I definitely think that once there are a very large database of full genome and exome sequences (which is actually all ready true now!, (though not publicly available)) that imputation would be such a helpful tool to make corrections in exome sequences. Just think if there were 100 reads on 1 million individuals of a SNP and they were all reference. It would seem almost impossible to imagine that someone would then pull off a variant call especially with a messy region as noted above. Of note is that three of the above calls were not even in the dbsnp database! There were quite a few other such calls in the exome file, though some of them seemed to be true calls. It will be great when dbsnp finally has a definitive list of the SNP variation in the human population. High quality imputation might then have truly arrived.

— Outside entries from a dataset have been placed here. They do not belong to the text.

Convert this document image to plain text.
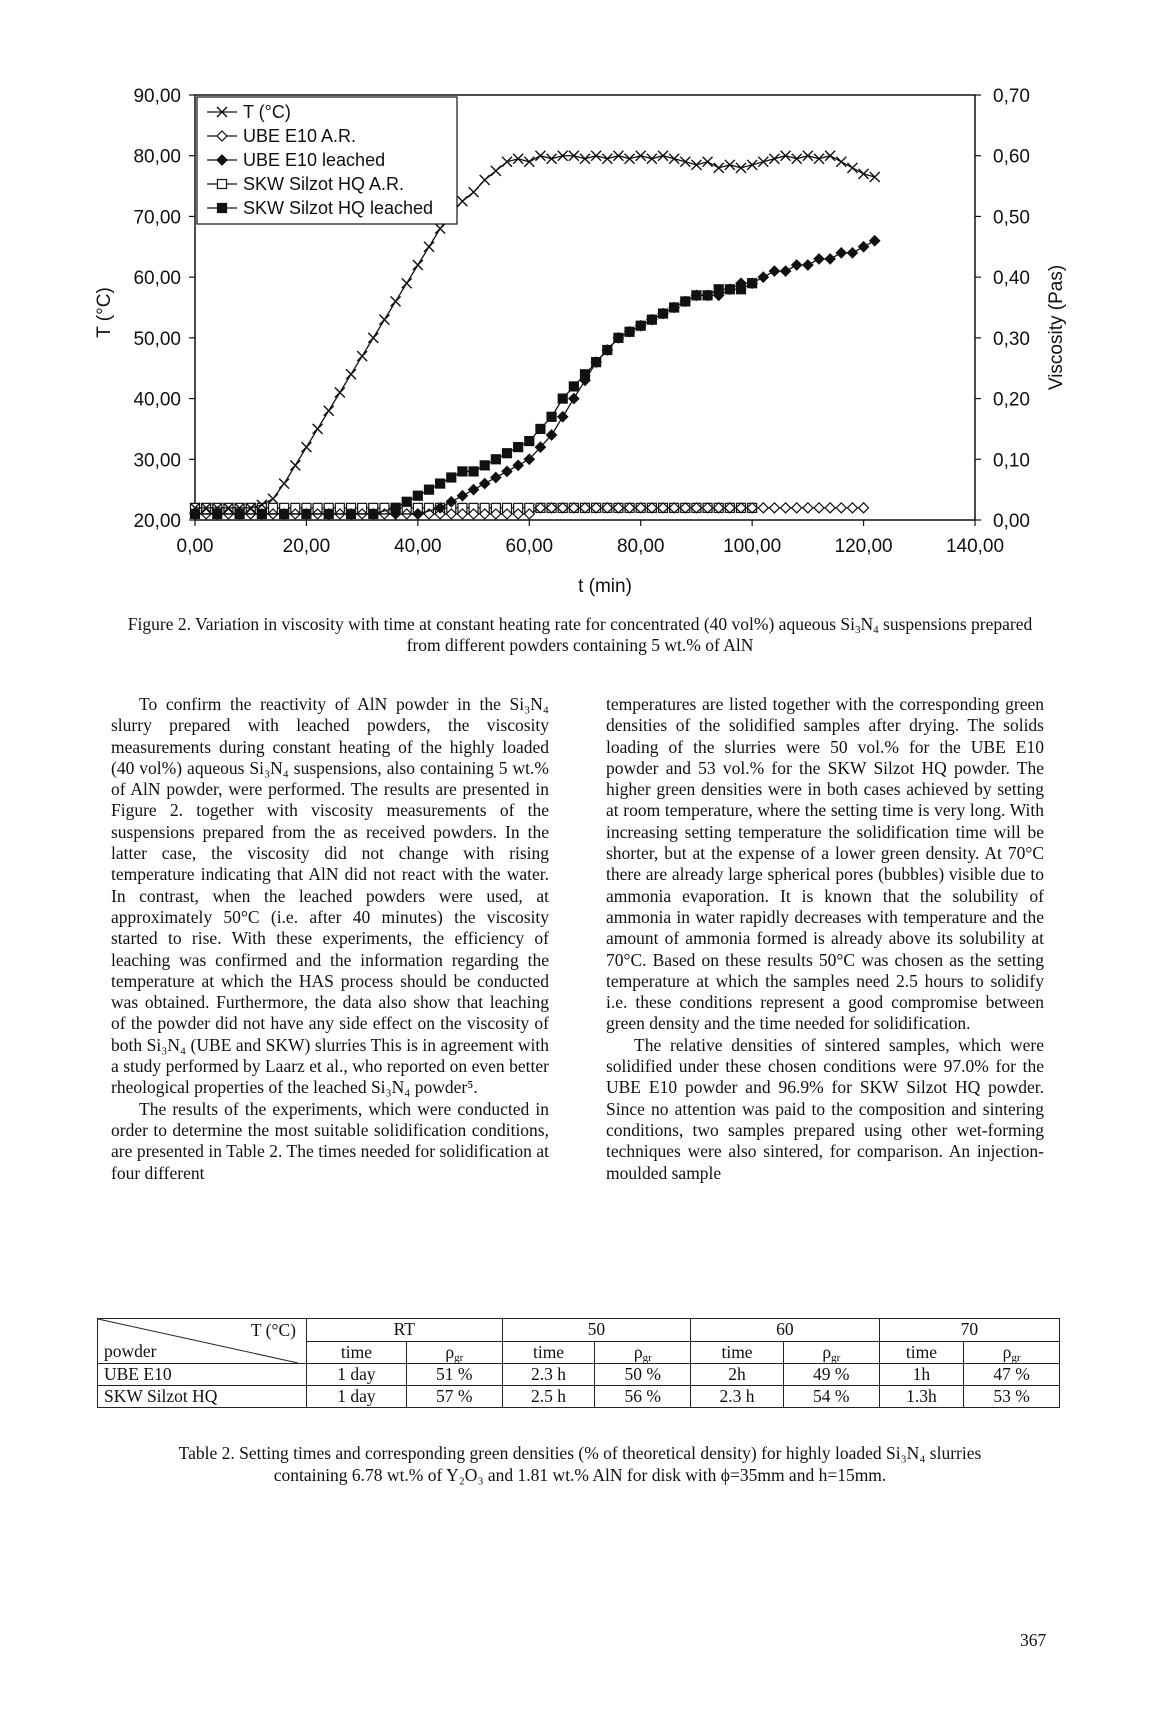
0,00	20,00	40,00	60,00	80,00	100,00	120,00	140,00
20,00
30,00
40,00
50,00
60,00
70,00
80,00
90,00
0,00
0,10
0,20
0,30
0,40
0,50
0,60
0,70
t (min)
T (°C)	Viscosity (Pas)
T (°C)
UBE E10 A.R.
UBE E10 leached
SKW Silzot HQ A.R.
SKW Silzot HQ leached
Figure 2. Variation in viscosity with time at constant heating rate for concentrated (40 vol%) aqueous $Si_3N_4$ suspensions prepared from different powders containing 5 wt.% of AlN

To confirm the reactivity of AlN powder in the Si₃N₄ slurry prepared with leached powders, the viscosity measurements during constant heating of the highly loaded (40 vol%) aqueous Si₃N₄ suspensions, also containing 5 wt.% of AlN powder, were performed. The results are presented in Figure 2. together with viscosity measurements of the suspensions prepared from the as received powders. In the latter case, the viscosity did not change with rising temperature indicating that AlN did not react with the water. In contrast, when the leached powders were used, at approximately 50°C (i.e. after 40 minutes) the viscosity started to rise. With these experiments, the efficiency of leaching was confirmed and the information regarding the temperature at which the HAS process should be conducted was obtained. Furthermore, the data also show that leaching of the powder did not have any side effect on the viscosity of both Si₃N₄ (UBE and SKW) slurries This is in agreement with a study performed by Laarz et al., who reported on even better rheological properties of the leached Si₃N₄ powder⁵.

The results of the experiments, which were conducted in order to determine the most suitable solidification conditions, are presented in Table 2. The times needed for solidification at four different

temperatures are listed together with the corresponding green densities of the solidified samples after drying. The solids loading of the slurries were 50 vol.% for the UBE E10 powder and 53 vol.% for the SKW Silzot HQ powder. The higher green densities were in both cases achieved by setting at room temperature, where the setting time is very long. With increasing setting temperature the solidification time will be shorter, but at the expense of a lower green density. At 70°C there are already large spherical pores (bubbles) visible due to ammonia evaporation. It is known that the solubility of ammonia in water rapidly decreases with temperature and the amount of ammonia formed is already above its solubility at 70°C. Based on these results 50°C was chosen as the setting temperature at which the samples need 2.5 hours to solidify i.e. these conditions represent a good compromise between green density and the time needed for solidification.

The relative densities of sintered samples, which were solidified under these chosen conditions were 97.0% for the UBE E10 powder and 96.9% for SKW Silzot HQ powder. Since no attention was paid to the composition and sintering conditions, two samples prepared using other wet-forming techniques were also sintered, for comparison. An injection-moulded sample

T (°C)
powder	RT		50		60		70	
	time	$\rho_{gr}$	time	$\rho_{gr}$	time	$\rho_{gr}$	time	$\rho_{gr}$
UBE E10	1 day	51 %	2.3 h	50 %	2h	49 %	1h	47 %
SKW Silzot HQ	1 day	57 %	2.5 h	56 %	2.3 h	54 %	1.3h	53 %
Table 2. Setting times and corresponding green densities (% of theoretical density) for highly loaded Si₃N₄ slurries
containing 6.78 wt.% of Y₂O₃ and 1.81 wt.% AlN for disk with ϕ=35mm and h=15mm.
367
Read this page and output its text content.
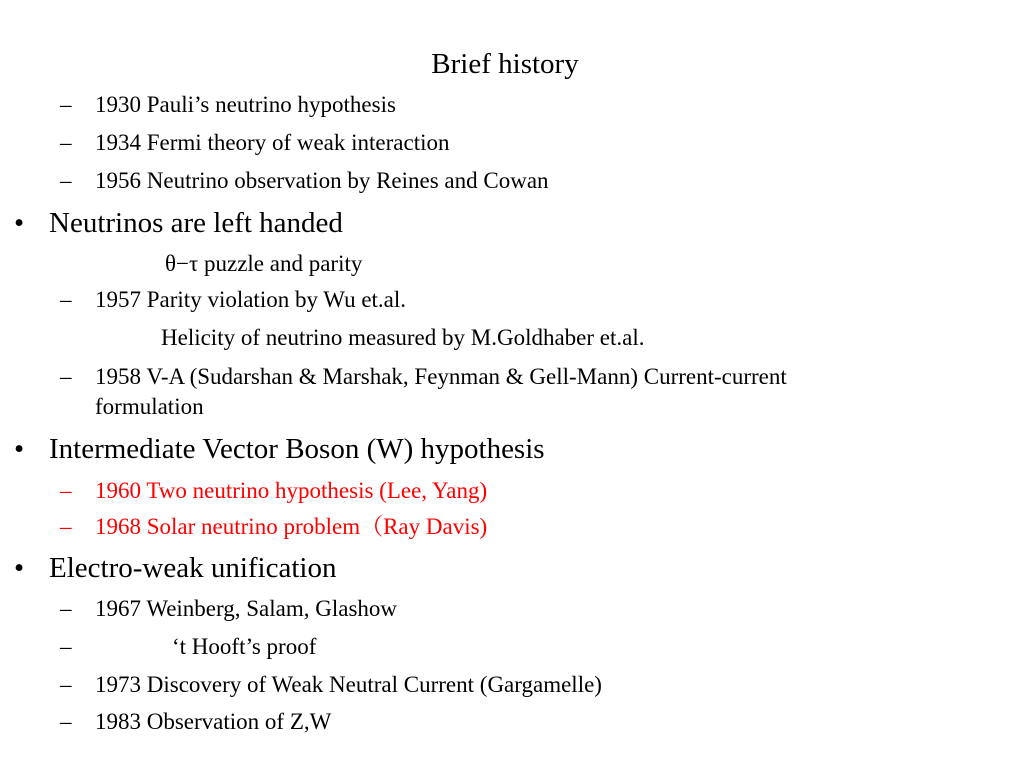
Brief history
– 1930 Pauli’s neutrino hypothesis
– 1934 Fermi theory of weak interaction
– 1956 Neutrino observation by Reines and Cowan
• Neutrinos are left handed
θ−τ puzzle and parity
– 1957 Parity violation by Wu et.al.
Helicity of neutrino measured by M.Goldhaber et.al.
– 1958 V-A (Sudarshan & Marshak, Feynman & Gell-Mann) Current-current
formulation
• Intermediate Vector Boson (W) hypothesis
– 1960 Two neutrino hypothesis (Lee, Yang)
– 1968 Solar neutrino problem（Ray Davis)
• Electro-weak unification
– 1967 Weinberg, Salam, Glashow
–	‘t Hooft’s proof
– 1973 Discovery of Weak Neutral Current (Gargamelle)
– 1983 Observation of Z,W
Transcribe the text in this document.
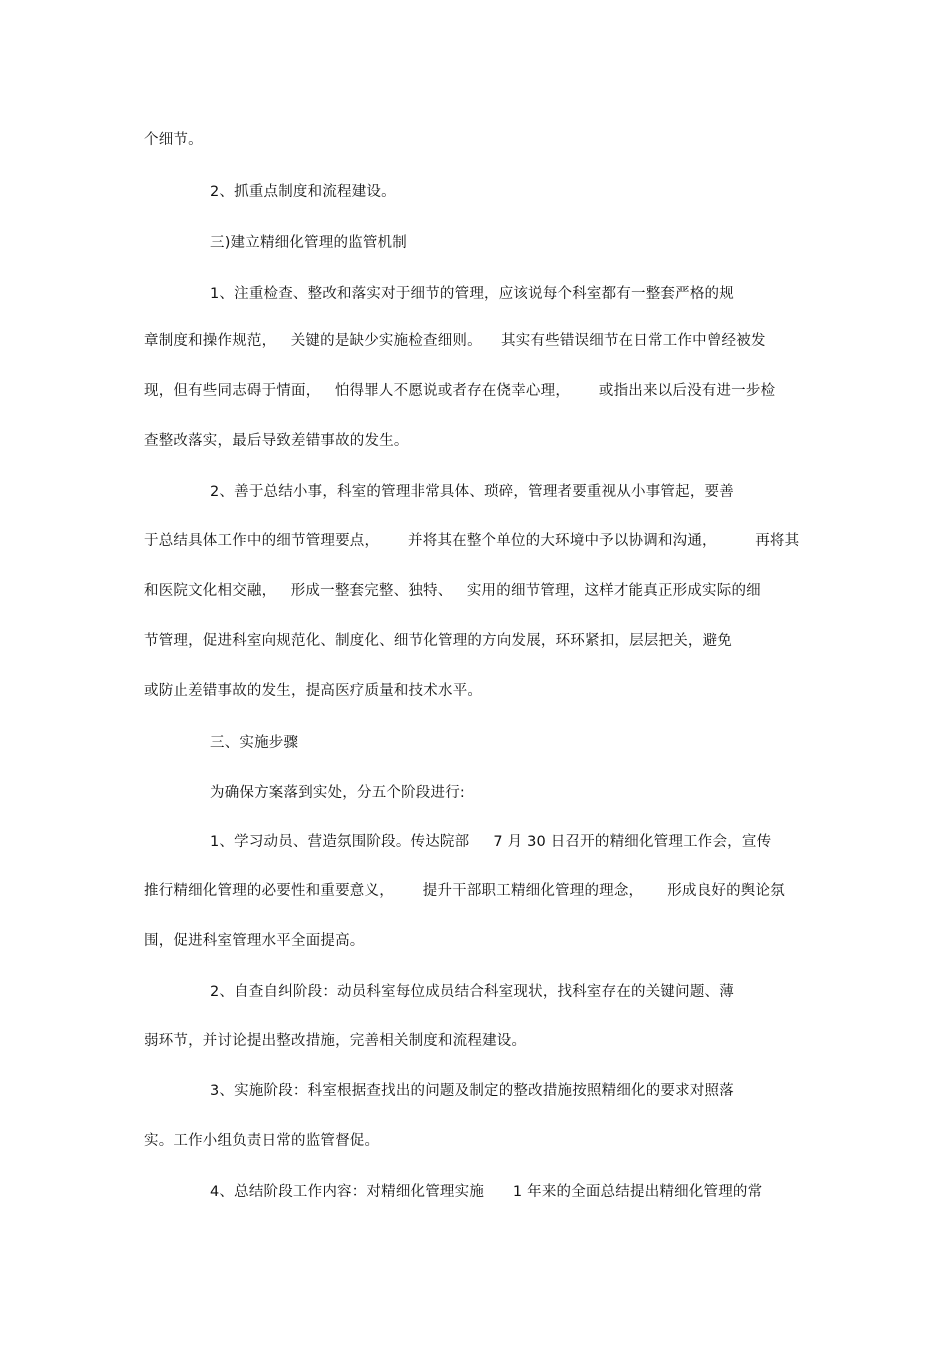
个细节。
2、抓重点制度和流程建设。
三)建立精细化管理的监管机制
1、注重检查、整改和落实对于细节的管理，应该说每个科室都有一整套严格的规
章制度和操作规范，   关键的是缺少实施检查细则。    其实有些错误细节在日常工作中曾经被发
现，但有些同志碍于情面，   怕得罪人不愿说或者存在侥幸心理，      或指出来以后没有进一步检
查整改落实，最后导致差错事故的发生。
2、善于总结小事，科室的管理非常具体、琐碎，管理者要重视从小事管起，要善
于总结具体工作中的细节管理要点，      并将其在整个单位的大环境中予以协调和沟通，        再将其
和医院文化相交融，   形成一整套完整、独特、   实用的细节管理，这样才能真正形成实际的细
节管理，促进科室向规范化、制度化、细节化管理的方向发展，环环紧扣，层层把关，避免
或防止差错事故的发生，提高医疗质量和技术水平。
三、实施步骤
为确保方案落到实处，分五个阶段进行:
1、学习动员、营造氛围阶段。传达院部     7 月 30 日召开的精细化管理工作会，宣传
推行精细化管理的必要性和重要意义，      提升干部职工精细化管理的理念，     形成良好的舆论氛
围，促进科室管理水平全面提高。
2、自查自纠阶段：动员科室每位成员结合科室现状，找科室存在的关键问题、薄
弱环节，并讨论提出整改措施，完善相关制度和流程建设。
3、实施阶段：科室根据查找出的问题及制定的整改措施按照精细化的要求对照落
实。工作小组负责日常的监管督促。
4、总结阶段工作内容：对精细化管理实施      1 年来的全面总结提出精细化管理的常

One thing that I found somewhat concerning was that it was noted that many SNPs can be called with near 100% certainty as being reference homozygous simply because the variant has a very low frequency (perhaps 1 in a thousand or less). So there is only 1 chance in a million that it would call homozygous variant and only somewhere near 1 in a thousand as heterozygous. No imputation at all would be needed to make such a call. This would only be guessing and not really imputing. You could give someone a file with possibly millions of such "imputations", though this would be nearly meaningless.
I would like to update everyone on my progress with the variant of interest voyage.
I have been able to get one of the difficult relatives to agree to provide a saliva sample. This is great.
We have already found a large number of relatives online with the saliva of our loved one. This new relative will
greatly increase the number of available matches. This could be especially helpful as we will try and
find some rare matches on the mitochondrial or perhaps the Y lines to have a good starting point.
If we could find a near match on the mitochondrial chromosome then we could start sorting out paternal and maternal matches.
Hopefully we can also receive some cooperation with this from our family who have family genealogy knowledge.
I regret now that I did not listen to advice given to me by members of an expert forum who suggested that I go with Ancestry.com.
I did not realize that Ancestry.com performs phasing as part of its service. For some reason the other services do not appear to do this.
(23andme might do this, though I am not sure). Knowing whether a relative is paternal or maternal ( or at least if we could separate them into two unlabeled bins would make the job a lot easier.
If we can convince other relatives to genotype, then we will probably go with Ancestry.com. As it is the gene chipper where the sample will be sent to has a massive database that will greatly help us.